Wright agrees: “There are many benefits of engineered timber which are usually to do with increased length, width, thickness and stability. In the case of Australian Sustainable Hardwood, the timber is still visually appealing because we use solid pieces of timber rather than veneers. This combination of benefits creates practical solutions for building specialists and allows timber to be used in applications where concrete and steel had dominated sales over the past century.”

AH offer a wide range of engineered timber products for both aesthetic and structural applications. The company aims to showcase real timber where needed, rather than gluing small veneers and negating the appearance of beautiful wood.

“This allows us to offer many of the benefits of engineering timber (such as increased width, thickness and lengths) with the benefits of solid timbers (nail retention, beauty, less energy consumption). These are mostly completed by using a combination of either finger jointing, laminating or both together. Our new Australian oak engineered flooring range, however, is made using a balanced construction of a plantation hardwood ply pressed to our locally grown, Eucalypt species.”

With so many beautiful, strong, energy- and cost-efficient products already on the market, it will be very interesting to see what the future holds for engineered timber.

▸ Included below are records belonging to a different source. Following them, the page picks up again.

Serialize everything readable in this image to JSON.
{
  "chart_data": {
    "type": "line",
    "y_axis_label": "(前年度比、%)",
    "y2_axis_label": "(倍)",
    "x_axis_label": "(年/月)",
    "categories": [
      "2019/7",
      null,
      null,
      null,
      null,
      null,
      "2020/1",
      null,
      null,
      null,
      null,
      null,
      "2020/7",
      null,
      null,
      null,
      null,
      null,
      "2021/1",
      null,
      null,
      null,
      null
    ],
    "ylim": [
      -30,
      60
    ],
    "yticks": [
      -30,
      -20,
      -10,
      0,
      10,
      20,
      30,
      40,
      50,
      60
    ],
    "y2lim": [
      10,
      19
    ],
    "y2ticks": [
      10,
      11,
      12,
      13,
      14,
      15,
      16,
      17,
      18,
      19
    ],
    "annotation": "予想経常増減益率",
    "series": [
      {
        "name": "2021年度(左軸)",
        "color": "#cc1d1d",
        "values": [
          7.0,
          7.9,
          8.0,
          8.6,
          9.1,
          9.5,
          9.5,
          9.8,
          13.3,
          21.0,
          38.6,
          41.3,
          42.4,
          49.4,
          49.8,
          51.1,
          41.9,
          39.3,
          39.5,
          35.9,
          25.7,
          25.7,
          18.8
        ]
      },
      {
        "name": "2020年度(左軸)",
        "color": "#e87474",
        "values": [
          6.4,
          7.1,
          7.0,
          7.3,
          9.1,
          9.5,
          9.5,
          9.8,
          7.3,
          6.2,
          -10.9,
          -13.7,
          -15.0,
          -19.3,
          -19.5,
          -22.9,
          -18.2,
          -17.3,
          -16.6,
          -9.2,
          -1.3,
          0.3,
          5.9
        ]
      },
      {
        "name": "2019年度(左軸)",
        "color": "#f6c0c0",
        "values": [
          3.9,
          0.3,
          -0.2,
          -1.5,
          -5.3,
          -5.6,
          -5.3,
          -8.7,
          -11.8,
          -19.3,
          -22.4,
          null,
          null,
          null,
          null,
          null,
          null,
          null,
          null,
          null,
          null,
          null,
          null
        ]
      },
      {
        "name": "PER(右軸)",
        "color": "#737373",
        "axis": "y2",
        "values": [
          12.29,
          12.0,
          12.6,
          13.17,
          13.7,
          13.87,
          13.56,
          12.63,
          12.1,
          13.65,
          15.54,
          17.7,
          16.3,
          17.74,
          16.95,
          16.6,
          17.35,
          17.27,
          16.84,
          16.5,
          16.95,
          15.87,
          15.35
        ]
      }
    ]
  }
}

“In the future for engineered wood products, the challenges that are obvious are in medium-rise construction,” Gover says. “But there are other challenges in other construction environments, such as bridges.

“There are also opportunities around wood utilisation – the manufacturing and supply end. Looking at lower value wood and how you can make that into a higher value product.”

Giver believes that we will begin to see more taller timber constructions as builders become more used to working with engineered timber products.

“It’s a combination of people developing a level of experience with the products that are available,” he says. “As they develop that experience, they will gain confidence and start to push the envelope, that’s where you’ll see change.

“People are talking about building 50 storey buildings. Technically is it feasible? Probably, it’s just a case of working out the economics of it.”

Dolezal belives that pre-fabrication using timber for larger structures is probably the next growth area.

“CLT utilises this to an extent,” he says, “but there are companies which are extending on this by supplying prefabricated panels with windows, doors, external facades and internal finished pre-installed.  This adds to speed of construction while reducing the need for costly site expenses such as scaffolding.”

“There is still a lot to be done to raise awareness surrounding the use of timber in construction,” Gover says. “There’s uptake and the uptake has been significant. Ten years ago what was around for medium-rise timber – maybe two or three storeys? And that was a rarity. But now look what we’ve got! So yes, there is a lot more opportunity that hasn’t been realised yet.”

As the market gets more familiar with the current range of materials there will inevitably be more developments in current and new products to push the use of timber, however, it is important to realise that all products have their place.

“The most efficient building is not necessarily a complete timber structure,” Dolezal points out.  “We need to be able to put the right product into the right application.  By doing this you could create a hybrid building which has timber, steel and concrete components used to their best advantage.  With this philosophy you might say the sky is the limit.”